As these camps were set up, some trans people constantly backed down from their views that transness was not a medical disorder and that access to hormones and surgery should not be preached the most, with the approval of cis and male doctors. In the late 60s and early 70s, some trans people tried to organize their own treatment clinics, offering peer advice and support and referrals for surgery.

However, these clinics did not survive, and the first medical model remained in force. In his research and academic work, Levine relied on a psychoanalytic approach, theorizing that the desire for transition was a way for his patients to “avoid painful intrapsychic problems”. She examined what she considered to be the possible causes of these feelings, including the “too long, too symbiotic” relationship between the mother. When a person called himself a transgender, he liked to say that the mind was an attempt to offer him a solution. In psychotherapy, patients could question and resolve the problem that created these feelings. As in other clinics across the country at the time, Case Western offered surgery to some transgender patients – about 10 percent in 1981. A lot of trans people were disappointed with this view, but at least clinics like Levine found a level of sympathy and understanding. Instead of deviating, they were seen as people who needed treatment.

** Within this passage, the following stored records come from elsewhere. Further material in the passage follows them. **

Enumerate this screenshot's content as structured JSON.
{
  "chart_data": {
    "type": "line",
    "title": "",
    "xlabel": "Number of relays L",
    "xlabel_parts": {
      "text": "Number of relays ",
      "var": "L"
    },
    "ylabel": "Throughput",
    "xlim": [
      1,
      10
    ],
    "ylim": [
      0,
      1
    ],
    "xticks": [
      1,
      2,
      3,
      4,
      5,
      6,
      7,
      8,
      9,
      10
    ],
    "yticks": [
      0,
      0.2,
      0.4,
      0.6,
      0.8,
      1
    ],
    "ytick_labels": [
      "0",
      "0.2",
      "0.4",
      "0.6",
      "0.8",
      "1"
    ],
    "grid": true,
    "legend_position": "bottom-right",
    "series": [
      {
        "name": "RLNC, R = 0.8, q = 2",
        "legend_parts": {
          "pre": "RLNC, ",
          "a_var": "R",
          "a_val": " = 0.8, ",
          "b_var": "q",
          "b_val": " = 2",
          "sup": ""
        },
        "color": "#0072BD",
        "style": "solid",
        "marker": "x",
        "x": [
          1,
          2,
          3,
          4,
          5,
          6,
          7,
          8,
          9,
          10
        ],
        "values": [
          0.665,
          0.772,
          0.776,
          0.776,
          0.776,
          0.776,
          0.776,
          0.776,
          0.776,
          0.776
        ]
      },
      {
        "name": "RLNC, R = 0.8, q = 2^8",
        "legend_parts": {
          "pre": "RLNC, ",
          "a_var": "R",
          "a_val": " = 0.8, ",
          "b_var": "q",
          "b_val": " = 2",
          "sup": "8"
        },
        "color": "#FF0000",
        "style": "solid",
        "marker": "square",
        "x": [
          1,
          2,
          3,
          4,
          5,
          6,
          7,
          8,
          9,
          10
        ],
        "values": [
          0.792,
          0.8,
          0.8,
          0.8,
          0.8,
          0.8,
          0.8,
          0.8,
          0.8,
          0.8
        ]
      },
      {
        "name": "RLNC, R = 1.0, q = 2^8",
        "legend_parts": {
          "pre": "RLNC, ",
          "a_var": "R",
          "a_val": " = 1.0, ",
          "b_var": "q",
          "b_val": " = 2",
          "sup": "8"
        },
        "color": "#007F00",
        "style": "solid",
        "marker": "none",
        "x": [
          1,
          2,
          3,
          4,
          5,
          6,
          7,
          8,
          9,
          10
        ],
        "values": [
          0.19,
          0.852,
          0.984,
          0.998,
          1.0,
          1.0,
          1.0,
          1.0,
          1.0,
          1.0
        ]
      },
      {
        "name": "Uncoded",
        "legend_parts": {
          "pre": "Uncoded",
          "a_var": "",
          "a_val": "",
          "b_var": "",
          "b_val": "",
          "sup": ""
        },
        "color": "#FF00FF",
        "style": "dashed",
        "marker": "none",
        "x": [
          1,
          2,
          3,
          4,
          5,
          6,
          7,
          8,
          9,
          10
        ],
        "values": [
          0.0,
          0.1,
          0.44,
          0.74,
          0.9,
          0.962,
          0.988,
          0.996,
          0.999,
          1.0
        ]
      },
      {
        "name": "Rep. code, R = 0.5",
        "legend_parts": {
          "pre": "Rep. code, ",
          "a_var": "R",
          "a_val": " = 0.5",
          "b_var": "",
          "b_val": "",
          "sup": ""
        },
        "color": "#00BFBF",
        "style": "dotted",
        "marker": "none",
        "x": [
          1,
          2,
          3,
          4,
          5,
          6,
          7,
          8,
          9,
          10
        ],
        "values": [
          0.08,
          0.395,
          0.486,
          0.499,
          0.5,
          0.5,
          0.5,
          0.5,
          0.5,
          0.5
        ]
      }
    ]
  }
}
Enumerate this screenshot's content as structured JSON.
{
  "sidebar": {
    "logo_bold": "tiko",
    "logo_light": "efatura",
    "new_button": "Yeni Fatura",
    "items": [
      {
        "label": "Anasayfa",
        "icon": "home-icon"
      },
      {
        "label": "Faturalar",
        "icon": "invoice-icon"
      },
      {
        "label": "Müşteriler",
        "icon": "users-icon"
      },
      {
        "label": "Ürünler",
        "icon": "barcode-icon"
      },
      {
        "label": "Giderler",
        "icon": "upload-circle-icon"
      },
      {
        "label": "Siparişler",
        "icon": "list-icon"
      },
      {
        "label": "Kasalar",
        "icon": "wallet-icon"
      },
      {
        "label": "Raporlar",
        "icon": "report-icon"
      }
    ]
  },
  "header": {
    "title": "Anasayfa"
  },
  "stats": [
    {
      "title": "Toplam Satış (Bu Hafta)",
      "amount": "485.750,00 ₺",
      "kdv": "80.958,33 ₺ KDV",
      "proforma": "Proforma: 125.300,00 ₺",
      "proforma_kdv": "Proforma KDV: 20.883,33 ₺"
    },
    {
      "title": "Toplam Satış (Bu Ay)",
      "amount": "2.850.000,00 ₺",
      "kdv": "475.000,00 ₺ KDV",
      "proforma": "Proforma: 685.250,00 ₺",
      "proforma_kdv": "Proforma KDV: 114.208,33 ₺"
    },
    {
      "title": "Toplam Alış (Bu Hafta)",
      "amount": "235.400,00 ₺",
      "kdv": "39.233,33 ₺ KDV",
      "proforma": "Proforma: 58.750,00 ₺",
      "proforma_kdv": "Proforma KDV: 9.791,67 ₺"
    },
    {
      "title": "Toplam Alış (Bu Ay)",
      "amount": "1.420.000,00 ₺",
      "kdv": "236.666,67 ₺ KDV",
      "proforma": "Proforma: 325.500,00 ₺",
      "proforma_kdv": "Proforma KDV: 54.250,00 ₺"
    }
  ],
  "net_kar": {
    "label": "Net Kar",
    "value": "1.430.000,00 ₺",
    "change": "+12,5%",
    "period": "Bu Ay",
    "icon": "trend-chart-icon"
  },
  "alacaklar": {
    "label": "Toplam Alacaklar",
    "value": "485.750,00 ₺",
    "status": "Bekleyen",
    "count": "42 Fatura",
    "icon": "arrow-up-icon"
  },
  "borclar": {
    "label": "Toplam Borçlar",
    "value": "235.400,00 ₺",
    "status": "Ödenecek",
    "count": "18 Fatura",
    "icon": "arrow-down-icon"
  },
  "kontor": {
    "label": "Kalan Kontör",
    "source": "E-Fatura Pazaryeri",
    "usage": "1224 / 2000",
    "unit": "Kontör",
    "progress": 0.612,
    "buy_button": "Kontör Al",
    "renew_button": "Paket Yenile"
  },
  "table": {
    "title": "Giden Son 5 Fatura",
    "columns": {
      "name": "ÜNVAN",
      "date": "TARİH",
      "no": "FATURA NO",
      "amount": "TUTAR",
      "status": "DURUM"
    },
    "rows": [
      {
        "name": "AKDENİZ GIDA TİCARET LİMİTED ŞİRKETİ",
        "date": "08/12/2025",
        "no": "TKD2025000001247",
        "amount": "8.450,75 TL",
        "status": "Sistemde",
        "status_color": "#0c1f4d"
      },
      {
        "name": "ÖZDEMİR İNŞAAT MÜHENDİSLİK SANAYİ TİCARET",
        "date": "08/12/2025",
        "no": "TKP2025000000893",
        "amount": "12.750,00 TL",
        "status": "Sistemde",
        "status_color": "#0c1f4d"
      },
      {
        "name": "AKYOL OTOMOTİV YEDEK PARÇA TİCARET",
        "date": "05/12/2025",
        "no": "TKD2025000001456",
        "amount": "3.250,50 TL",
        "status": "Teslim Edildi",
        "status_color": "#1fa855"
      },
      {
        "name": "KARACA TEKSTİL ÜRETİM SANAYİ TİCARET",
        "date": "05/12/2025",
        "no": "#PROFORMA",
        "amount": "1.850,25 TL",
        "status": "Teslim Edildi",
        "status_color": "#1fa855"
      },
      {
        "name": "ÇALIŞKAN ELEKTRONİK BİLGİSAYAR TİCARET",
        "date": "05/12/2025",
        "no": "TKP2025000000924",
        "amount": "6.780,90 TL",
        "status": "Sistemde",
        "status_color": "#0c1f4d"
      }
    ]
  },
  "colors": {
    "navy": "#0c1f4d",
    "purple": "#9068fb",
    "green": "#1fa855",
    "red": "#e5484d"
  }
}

During the 70s and 80s, Levin’s height continued to increase. His clinic attracted patients and he published articles in famous magazines. In the early 1990s, however, scientific consensus among trans health care providers and researchers began to move away from psychoanalytic theory. More people were seeing evidence of innate biological factors. An increasing proportion of providers argued — they have more and more quantitative data to prove their claim — that medical interventions were more effective than therapy than therapy to alleviate gender dysphoria. An area of ​​the human brain associated with sexual behavior is larger in men than in women. In 1995, a landmark study published in Nature they found that this area was the same size as trans-female counterparts, regardless of whether they took their sexual orientation or hormones. According to the finding, “gender identity develops as a result of the interaction between the developing brain and sex hormones.”

Two years later Nature This study came out when Levine was named chairman of the board of the Harry Benjamin International Gender Dysphoria Association, the first national organization for medical providers to treat trans nationals. The most important task of the organization was to develop and publish a regularly updated document that includes good practices for diagnosing and treating trans people, called the Rules of Care. Levine was invited to lead the team that produced the next update, SOC 5.

Reviewing the rules was a long process. In 1997 the organization held a biennial conference in Vancouver, British Columbia. Jamison Green, a trans man and health activist living in San Francisco, attended the event as one of the few trans people in attendance. “It wasn’t a nice atmosphere,” he told me. “They weren’t happy when they saw you.” Levine was scheduled to lead the Saturday afternoon session about the draft rules. Green was sitting in the auditorium, waiting for the event to begin, when he heard a commotion outside. Technically, the meeting was open to the public, but there was a high cost of registration. Many other trans activists, especially those who lived locally, were outraged because of the high price and were basically leaving out a meeting that would directly affect their attention. Green says “they started knocking on doors and asking them to let them in.”